I thought that node-mongo connects according to whatever I put in the URI, but it's not the case.

It seems that node-mongo connects by IP or name from Mongo URI, then gets hostnames of other replica members from the first MongoDB node that responded to request. It gets for example mongodb-2gb-fra1-03 and passes it to OS for resolving. If OS doesn't know anything about mongodb-2gb-fra1-03, it throws "Error no primary server available".

Hope that helps.

christkv commented 8 years ago

@adriank yes that's correct it bases it's connections of the ones it gets back from the replicaset config. The reason is that this is the canonical source of truth about a replicaset. This is also why all addresses in the replicaset configuration must be resolvable by the driver for the driver to failover correctly and for it to be able to detect servers being added and removed from the set. Previous drivers did not implement the SDAM spec and where more lax. This however would cause problems in production environments.

adriank commented 8 years ago

@christkv However it is a nightmare for tools like our MongoSpector. Because of it we have problems with connecting securely to more than one replica from one host. DigitalOcean auto-generates names to droplets that almost nobody changes and the effect is that many clients have mongodb-2gb-fra1-01 as their PRIMARY. :) I hope we can figure something out.

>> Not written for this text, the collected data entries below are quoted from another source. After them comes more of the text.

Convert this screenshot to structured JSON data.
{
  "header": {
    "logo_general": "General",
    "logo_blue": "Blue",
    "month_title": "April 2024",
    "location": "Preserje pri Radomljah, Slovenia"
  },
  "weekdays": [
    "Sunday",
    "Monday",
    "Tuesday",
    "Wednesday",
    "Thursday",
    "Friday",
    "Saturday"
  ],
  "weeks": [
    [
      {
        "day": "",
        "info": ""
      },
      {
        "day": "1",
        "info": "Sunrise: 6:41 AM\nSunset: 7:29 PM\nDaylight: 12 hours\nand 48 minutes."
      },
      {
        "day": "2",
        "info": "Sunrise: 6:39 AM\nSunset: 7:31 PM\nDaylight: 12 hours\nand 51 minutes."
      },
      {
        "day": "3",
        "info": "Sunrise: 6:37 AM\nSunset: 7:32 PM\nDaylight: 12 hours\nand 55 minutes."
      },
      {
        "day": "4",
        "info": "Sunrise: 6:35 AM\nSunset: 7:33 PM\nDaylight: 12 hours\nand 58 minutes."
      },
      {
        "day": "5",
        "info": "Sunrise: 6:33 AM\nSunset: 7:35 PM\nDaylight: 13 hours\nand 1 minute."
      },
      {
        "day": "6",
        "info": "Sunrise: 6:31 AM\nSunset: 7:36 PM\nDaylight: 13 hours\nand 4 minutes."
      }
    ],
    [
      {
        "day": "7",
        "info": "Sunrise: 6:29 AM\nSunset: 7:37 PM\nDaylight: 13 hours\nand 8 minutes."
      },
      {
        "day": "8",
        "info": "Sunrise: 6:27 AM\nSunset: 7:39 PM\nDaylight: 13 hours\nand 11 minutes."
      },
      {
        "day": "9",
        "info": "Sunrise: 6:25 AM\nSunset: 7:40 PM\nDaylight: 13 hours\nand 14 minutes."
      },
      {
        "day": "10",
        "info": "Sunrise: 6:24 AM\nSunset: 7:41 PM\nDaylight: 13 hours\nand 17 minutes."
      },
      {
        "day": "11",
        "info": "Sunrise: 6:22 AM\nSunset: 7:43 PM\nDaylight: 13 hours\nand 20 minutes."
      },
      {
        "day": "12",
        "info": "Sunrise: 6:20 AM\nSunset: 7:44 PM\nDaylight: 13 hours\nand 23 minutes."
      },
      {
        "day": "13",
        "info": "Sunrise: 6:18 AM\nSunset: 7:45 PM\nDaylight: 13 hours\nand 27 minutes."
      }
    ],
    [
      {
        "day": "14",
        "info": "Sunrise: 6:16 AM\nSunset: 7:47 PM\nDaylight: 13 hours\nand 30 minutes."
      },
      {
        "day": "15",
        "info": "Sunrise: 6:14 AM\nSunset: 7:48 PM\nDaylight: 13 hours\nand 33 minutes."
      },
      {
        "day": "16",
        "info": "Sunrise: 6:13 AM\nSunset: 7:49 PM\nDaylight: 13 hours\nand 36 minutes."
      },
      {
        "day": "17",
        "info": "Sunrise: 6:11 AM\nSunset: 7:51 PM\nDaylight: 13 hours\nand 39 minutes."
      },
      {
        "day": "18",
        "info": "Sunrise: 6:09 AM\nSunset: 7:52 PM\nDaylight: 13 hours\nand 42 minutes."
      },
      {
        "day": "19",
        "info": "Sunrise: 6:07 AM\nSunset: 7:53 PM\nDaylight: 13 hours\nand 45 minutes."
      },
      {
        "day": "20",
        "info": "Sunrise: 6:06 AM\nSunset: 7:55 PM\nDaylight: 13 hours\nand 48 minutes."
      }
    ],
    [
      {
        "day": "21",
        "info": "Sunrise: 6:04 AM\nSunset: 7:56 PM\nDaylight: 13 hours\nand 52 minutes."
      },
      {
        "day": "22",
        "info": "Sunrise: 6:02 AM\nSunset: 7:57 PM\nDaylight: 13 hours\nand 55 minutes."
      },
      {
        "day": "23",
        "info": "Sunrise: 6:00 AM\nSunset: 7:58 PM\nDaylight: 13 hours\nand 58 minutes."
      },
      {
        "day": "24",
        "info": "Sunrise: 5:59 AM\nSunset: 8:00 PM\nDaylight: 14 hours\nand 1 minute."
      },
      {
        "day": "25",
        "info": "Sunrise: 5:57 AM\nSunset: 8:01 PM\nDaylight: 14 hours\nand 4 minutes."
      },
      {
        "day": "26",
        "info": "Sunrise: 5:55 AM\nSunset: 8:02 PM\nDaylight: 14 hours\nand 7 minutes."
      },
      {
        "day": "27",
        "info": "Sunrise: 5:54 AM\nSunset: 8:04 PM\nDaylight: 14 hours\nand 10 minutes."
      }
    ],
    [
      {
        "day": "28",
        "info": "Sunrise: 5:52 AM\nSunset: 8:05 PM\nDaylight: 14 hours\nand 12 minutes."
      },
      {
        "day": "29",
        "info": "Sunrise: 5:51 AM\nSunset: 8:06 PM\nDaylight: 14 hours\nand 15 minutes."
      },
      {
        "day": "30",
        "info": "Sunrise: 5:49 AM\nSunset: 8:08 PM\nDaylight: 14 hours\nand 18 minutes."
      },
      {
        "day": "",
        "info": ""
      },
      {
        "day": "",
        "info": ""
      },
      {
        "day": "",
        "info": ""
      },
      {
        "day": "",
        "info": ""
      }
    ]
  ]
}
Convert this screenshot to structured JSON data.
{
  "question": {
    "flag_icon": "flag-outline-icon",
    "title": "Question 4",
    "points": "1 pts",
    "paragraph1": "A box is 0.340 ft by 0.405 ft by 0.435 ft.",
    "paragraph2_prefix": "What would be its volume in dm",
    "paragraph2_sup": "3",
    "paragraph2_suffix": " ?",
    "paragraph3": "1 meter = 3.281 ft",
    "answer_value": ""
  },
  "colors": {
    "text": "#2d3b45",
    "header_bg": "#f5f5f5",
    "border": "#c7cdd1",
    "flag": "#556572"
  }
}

christkv commented 8 years ago

We are tracking a server ticket here https://jira.mongodb.org/browse/SERVER-1889. I would love for something like this to be possible.

We should also file a ticket with DigitalOcean pointing out the mistake they are making and how it's affecting their users.

christkv commented 8 years ago

by the way you can remove and re-add the replicaset members with their new names being ips

ArinCantCode commented 6 years ago

Having a similiar issue, after around 12-24hours of being connected our we get an error "No primary server available"

Restarting usually fixes the issue.

connection: { "url": "mongodb://user:password@cluser-shard-00-00, cluser-shard-00-01, cluster-shard-00-02/settings?ssl=true&replicaSet=primarycluster-shard-0&authSource=admin&retryWrites=true", "options": { "db": { "w": 1, "wtimeout": 3000, "fsync": true }, "authSource": "admin", "server": { "poolSize": 3, "socketOptions": { "autoReconnect": true, "keepAlive": 60000, "connectTimeoutMS": 7000, "socketTimeoutMS": 15000 } } }, "password": "password", "username": "username" }

vishald2509 commented 1 year ago

We added &readPreference=secondaryPreferred

this reduced the operations on primary and we did't get no primary found error anymore. This could be a temporary fix for us once there are more number of write operation i believe this might happen again.

MongoClient Version used 3.5